Now think of China’s soft power approach again and the trading nation it as become, we cut our Overseas Budget and this gets a cheer from those with a Little England mentality. The fools never thinking that on the day they cheered the overseas cuts the UK was dropping bombs on so called targets costing a lot more than what was saved . Compare that with the policies of the Chinese and even some Supermarkets, they realise providing the local facilities for the local community is good for business. The Post Brexit approach needs to include distancing the UK from Pax Americana, and learn this one fact, the Military and Industrial Complex brand name USA is bad for British Business.
An Australian friend of mine who corresponds on a regular basis said that many in Australia have concerns about the growing influence of the Chinese in the region and in particular Polynesia, I asked him what the Australians where doing for the Islands and he replied very little. if you think you have bad governments come and live in Australia.
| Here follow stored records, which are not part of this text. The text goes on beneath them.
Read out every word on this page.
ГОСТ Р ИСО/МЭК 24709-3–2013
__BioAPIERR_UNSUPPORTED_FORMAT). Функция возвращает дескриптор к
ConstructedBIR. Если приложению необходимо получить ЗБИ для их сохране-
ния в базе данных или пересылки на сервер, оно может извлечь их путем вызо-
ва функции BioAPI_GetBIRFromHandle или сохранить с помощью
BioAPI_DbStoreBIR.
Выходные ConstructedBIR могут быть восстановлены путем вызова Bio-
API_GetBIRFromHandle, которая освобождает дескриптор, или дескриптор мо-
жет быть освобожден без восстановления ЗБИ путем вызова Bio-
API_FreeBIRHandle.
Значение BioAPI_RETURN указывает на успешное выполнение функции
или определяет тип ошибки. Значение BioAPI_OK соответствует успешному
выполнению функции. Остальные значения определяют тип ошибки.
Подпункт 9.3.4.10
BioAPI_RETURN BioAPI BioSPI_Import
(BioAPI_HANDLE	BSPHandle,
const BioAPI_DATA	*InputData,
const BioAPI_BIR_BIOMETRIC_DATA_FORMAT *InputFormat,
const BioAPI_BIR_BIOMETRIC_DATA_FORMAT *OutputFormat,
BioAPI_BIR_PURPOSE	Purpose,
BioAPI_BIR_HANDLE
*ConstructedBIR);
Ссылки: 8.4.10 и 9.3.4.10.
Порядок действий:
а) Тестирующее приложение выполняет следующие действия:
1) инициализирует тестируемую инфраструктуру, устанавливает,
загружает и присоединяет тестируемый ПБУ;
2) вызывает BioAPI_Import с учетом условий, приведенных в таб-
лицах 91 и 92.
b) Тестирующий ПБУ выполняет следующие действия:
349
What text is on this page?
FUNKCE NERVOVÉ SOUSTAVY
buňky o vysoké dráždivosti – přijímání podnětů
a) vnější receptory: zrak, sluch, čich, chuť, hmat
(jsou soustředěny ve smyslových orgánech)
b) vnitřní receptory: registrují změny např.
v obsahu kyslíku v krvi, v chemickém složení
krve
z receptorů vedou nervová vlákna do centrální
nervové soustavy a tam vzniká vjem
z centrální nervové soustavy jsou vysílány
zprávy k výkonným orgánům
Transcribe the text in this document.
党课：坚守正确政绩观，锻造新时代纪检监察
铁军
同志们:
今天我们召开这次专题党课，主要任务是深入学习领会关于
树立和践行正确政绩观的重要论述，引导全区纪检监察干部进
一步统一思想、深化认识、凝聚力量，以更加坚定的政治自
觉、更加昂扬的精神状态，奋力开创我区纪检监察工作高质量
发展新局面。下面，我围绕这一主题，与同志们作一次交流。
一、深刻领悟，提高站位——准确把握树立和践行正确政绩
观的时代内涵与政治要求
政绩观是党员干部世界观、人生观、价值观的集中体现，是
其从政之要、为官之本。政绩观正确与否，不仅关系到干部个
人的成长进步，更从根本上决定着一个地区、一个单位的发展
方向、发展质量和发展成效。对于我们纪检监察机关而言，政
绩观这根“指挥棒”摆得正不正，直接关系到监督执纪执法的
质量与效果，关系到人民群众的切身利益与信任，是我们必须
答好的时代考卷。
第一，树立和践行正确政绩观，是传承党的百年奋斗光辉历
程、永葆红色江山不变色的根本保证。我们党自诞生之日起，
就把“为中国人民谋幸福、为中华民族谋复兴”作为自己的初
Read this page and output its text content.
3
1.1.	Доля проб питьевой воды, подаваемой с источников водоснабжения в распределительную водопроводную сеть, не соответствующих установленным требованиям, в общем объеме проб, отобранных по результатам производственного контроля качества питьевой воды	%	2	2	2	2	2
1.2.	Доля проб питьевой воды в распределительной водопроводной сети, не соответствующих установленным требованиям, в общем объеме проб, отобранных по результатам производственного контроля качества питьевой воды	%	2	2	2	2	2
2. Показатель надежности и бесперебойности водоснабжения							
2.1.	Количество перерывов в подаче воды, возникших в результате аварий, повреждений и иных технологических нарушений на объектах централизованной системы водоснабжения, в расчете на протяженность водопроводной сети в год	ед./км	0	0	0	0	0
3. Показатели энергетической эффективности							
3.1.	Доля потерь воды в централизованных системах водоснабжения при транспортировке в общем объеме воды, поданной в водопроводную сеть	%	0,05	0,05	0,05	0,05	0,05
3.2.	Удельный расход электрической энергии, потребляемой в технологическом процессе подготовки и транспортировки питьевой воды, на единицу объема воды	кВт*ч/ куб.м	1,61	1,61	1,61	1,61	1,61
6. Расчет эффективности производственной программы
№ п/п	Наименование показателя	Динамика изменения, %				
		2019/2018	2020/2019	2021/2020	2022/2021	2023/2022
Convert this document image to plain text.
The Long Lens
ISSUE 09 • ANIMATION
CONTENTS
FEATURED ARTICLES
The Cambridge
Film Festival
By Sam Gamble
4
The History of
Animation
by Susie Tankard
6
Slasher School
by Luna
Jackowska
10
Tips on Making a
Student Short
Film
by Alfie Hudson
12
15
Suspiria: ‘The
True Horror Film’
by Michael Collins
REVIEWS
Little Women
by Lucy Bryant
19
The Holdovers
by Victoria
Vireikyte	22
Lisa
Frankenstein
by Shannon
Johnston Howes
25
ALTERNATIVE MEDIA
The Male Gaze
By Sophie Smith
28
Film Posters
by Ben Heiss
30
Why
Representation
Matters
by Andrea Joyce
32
I replied that we have gone from being a world power in my lifetime to governments that are only interested what goes on inside the four walls of Westminster and Canberra and he agreed.
We have very little influence in the EU and had we voted remain even that pitiful amount wiould have been cut further by the full horror of Lisbon kicking in on 1/1/20
Let’s hope they reject our offer and they are left in peace to protect and enjoy their paradise while it lasts
Maybe their interest relates to rumours that the UK after Brexit will lose its permeant seat on the Security Council. ” The United Kingdom is a committed and active member of the UN Security Council and our permanent membership status is not going to change”. says foreign office spokesman. 2016.
Reminds me of a football club statement concerning the position of the manager before he is sacked. Never mind, think of the money we will save by downsizing the foreign office when we become an insignificant Island of the coast of Europe.